The Food of Security

11 Jul 2013

Could one of India’s most ancient grains play a big part in the country’s future? Millets are among the earliest known cultivated cereals and, used to make porridge, ground into flour for flatbreads or fermented into beer, have been an important element in the diet of the country’s rural population for thousands of years.

During the Green Revolution of the 1960s, India saw an influx of technology, chemicals and high-yield seeds to support water-guzzling monocultures. It consequently lost many of the traditional crop varieties long-adapted to its regions, climates and cultures. As the government pushed rice and wheat production, the farming and consumption of millets fell drastically, along with their status. Increasingly relegated to use as animal fodder or for food processing, they were deemed the ‘poor man’s grain’. While advocates of the Green Revolution claimed it was effective in warding off famine, it in fact caused the abandonment of crops that could have played an important role in improving the country’s precarious food security.

The millets–a  group of cereal varieties such as sorghum, pearl, foxtail and finger millet–contain high levels of protein, fiber, iron, beta-carotene, calcium and other vitamins and minerals, in many cases several times higher than those of rice and wheat. Over millennia, they have adapted to many different climates and difficult growing conditions such as poor soils and high temperatures in areas where a small Celsius increase could wipe out thermal-sensitive wheat. Millets require very little water and can survive in drought-like conditions without irrigation. In short, they can be grown in areas where other cereal crops would perish.
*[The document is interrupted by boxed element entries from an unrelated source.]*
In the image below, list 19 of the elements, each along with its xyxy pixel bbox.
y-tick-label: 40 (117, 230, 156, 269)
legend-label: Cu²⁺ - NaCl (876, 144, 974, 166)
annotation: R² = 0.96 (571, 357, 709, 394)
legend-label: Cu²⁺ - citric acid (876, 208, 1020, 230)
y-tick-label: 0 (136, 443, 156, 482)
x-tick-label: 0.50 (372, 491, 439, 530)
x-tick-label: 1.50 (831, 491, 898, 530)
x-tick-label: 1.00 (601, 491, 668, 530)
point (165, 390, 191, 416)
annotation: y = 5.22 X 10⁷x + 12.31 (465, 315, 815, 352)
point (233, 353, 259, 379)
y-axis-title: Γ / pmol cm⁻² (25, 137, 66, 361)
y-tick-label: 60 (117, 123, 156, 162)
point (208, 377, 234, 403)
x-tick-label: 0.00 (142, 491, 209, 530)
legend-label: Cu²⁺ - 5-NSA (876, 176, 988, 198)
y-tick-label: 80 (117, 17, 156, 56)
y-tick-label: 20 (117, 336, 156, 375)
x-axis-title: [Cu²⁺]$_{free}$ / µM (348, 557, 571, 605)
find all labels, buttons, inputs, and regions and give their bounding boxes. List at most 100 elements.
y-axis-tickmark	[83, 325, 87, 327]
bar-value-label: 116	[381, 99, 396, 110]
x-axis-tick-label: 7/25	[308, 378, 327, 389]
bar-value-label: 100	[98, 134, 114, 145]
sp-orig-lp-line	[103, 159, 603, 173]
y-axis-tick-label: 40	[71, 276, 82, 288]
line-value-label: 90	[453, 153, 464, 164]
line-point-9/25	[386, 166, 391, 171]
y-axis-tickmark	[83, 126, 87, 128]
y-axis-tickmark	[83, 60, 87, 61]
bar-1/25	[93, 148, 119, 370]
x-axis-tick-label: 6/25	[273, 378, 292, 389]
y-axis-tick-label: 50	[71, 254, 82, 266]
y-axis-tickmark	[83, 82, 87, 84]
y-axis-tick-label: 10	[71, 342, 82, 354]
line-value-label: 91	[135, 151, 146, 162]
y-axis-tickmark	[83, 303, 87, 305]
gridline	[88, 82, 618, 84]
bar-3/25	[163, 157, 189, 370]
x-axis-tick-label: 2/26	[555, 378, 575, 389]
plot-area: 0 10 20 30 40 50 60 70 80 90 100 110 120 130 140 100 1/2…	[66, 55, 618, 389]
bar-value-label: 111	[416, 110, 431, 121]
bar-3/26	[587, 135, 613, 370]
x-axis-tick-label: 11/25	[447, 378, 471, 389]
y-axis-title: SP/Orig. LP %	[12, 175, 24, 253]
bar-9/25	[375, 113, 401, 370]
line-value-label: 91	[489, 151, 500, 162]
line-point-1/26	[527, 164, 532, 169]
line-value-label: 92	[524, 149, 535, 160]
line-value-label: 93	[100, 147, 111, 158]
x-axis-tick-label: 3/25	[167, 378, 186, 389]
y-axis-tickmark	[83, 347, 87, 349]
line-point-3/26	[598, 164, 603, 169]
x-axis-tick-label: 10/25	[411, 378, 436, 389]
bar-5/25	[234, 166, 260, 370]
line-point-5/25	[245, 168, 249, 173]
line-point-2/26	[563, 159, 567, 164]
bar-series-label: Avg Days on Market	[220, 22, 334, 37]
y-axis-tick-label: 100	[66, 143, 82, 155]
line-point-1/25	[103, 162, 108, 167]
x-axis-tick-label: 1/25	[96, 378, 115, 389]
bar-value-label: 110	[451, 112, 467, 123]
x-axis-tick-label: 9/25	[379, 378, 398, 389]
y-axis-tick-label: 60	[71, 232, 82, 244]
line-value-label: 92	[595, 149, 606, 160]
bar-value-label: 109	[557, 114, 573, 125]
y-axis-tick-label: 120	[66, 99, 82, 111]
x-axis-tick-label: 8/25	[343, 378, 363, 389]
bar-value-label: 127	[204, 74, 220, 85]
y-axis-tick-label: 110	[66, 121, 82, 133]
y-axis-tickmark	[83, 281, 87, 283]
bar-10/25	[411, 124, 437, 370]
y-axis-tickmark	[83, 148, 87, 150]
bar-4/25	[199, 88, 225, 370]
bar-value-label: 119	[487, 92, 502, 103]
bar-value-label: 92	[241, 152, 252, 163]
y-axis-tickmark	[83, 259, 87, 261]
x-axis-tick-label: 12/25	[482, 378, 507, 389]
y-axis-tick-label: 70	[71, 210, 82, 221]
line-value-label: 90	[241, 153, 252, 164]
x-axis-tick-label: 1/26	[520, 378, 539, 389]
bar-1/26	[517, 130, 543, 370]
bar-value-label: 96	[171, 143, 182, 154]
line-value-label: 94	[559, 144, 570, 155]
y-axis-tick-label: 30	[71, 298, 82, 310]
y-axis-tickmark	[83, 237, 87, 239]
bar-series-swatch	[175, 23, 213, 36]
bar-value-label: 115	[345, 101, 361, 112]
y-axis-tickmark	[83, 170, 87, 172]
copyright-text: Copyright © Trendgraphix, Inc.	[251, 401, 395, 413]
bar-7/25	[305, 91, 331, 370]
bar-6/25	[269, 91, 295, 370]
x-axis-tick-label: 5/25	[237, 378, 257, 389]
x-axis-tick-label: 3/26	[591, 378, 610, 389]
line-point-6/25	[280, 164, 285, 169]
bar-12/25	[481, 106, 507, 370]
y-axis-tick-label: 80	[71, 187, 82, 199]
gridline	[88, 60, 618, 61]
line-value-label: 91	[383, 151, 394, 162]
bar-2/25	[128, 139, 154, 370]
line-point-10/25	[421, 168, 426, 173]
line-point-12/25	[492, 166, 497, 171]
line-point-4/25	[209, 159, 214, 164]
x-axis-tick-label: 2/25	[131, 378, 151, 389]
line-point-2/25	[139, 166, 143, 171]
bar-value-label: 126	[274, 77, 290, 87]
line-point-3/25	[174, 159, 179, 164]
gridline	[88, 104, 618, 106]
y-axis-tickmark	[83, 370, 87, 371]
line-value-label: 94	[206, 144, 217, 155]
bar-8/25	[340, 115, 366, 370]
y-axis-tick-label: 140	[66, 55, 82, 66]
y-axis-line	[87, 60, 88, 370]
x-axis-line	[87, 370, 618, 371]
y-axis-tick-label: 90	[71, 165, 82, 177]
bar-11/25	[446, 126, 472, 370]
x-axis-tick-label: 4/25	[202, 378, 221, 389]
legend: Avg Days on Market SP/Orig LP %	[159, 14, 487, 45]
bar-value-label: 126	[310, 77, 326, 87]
India’s poor small-scale farmers are often the owners of poor land in dry regions where millets are the only crops that can be grown. Rediscovering traditional millet varieties could therefore play a part in fighting malnutrition and restoring self-sufficiency to communities. While wheat and rice might provide short-term food security, millets can offer multiple securities: food, fodder, health and livelihood, particularly in the face of looming climate change.

Slow Food and the Indigenous Partnership for Agrobiodiversity and Food Sovereignty have recognized the need for a revival of this wonder grain by launching a network of Indigenous millet producers across the country. The Millet Network project aims to facilitate the exchange of knowledge among farmers about cultivation, processing and value adding and create the support that a network provides. The project also aims to facilitate production for farmers by introducing training and mechanical processing methods, considering that millet processing requires intensive manual labor and therefore risks increasing the workload of the women in local communities. The cultural and traditional facets of millet will be an important focus of the project, and local professional chefs will therefore be involved, helping to bring back the lost taste of millets and promote the cereals as a tool for creating a brighter future for food and farming in India.